Large site strategies dominate – and SMEs are nowhere to be seen
1. The MOD land release programme
This initiative, targeting up to 100,000 homes, was not mentioned in the Chancellor’s speech at all. It appeared only in the supporting documents afterward. As Stuart notes, this absence speaks volumes.
“These sites will inevitably be delivered through master developers, major consortia or development corporations. None of it creates any land access for the SME builders who can deliver quickly and flexibly.”
These huge parcels of land will follow the familiar pattern: years of planning, years of infrastructure, and very slow build out.
2. The National Housing Delivery Fund
Again, absent from the speech and only revealed in the written papers, this £1.3 billion devolved fund prioritises:
- heavy regeneration schemes
- infrastructure intensive developments
- large urban interventions
- strategic sites with long lead times
Stuart is clear:
“None of this supports small site delivery. None of it requires plot subdivision. None of it promotes serviced plots. None of it enables the type of sites that SMEs specialise in bringing forward.”
A profound missed opportunity
SME house builders could deliver far more homes, far more quickly, across thousands of small and medium sized sites throughout the UK. The evidence is overwhelming:
- SMEs build faster
- SMEs build more locally
- SMEs build more diversely
- SMEs build in the places volume builders overlook
- SMEs operate without the huge political and community barriers that surround major schemes
Yet despite all of this, Stuart argues the Budget offers:
- no small site pipeline
- no serviced plot requirement
- no fast track planning route for schemes under thirty units
- no measures to level the playing field
- no recognition of SME builders’ proven track record of rapid and reliable delivery
This omission, he says, is not just disappointing. It is strategically flawed.
“At a time when the country needs rapid, distributed housing delivery, centring the strategy entirely on big, slow schemes is a decision that actively undermines the Government’s own ambitions.”

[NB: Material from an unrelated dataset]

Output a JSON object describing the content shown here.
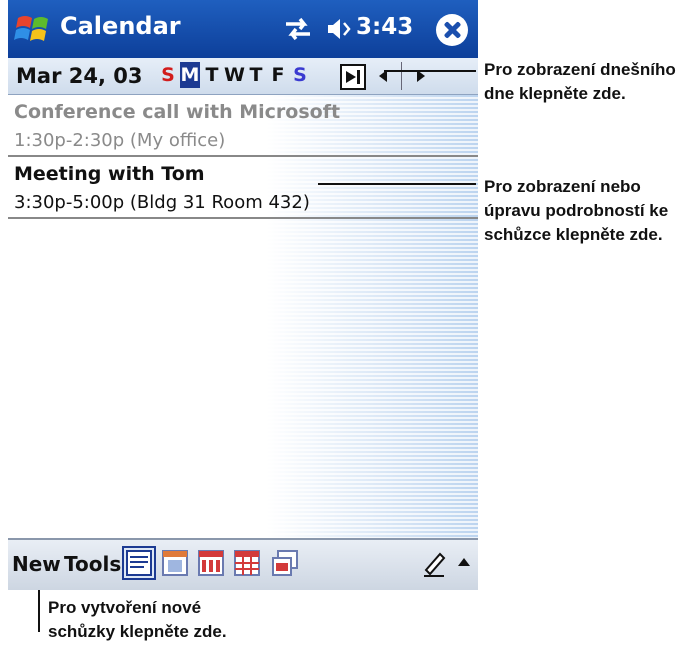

Why this matters for the future of UK housing
The implications of this strategic misalignment are significant.
1. Fewer homes delivered in the short and medium term
Large sites simply cannot deliver the pace required to meet national targets. Without SME contribution, delivery will fall further behind.
2. Regional imbalance grows
Large schemes are predominantly urban. SMEs deliver across towns, villages and suburban sites. Neglecting SMEs means missing opportunities in the majority of the country.
3. The system remains vulnerable to bottlenecks
A housing strategy reliant on a small number of mega schemes creates systemic fragility. SMEs provide resilience through distributed output.
4. Planning pressure intensifies
Big schemes require years of planning and enormous officer resources. Smaller sites move quickly and do not place the same strain on the system.
5. The SME sector weakens further
Without targeted support, more small builders will leave the industry, reducing competition, diversity and innovation.
Conclusion: Support the builders who can deliver now
Stuart Law’s assessment makes one thing clear: the Budget has missed a critical opportunity to back the sector that can deliver the quickest wins for the UK’s housing crisis.
SME builders are proven, efficient, nimble and deeply embedded in local communities. They build the homes people actually need and do so at a pace large developers simply cannot match.
Yet the Government has chosen to pursue a strategy built almost entirely around long term, slow moving, high risk, infrastructure heavy mega sites.
If national housing delivery is to increase meaningfully in this decade, policy must recognise reality:
Britain cannot build its way out of this crisis without SME house builders.
And until central government puts SMEs at the heart of its housing strategy, the country will continue to fall short of both its ambitions and its needs.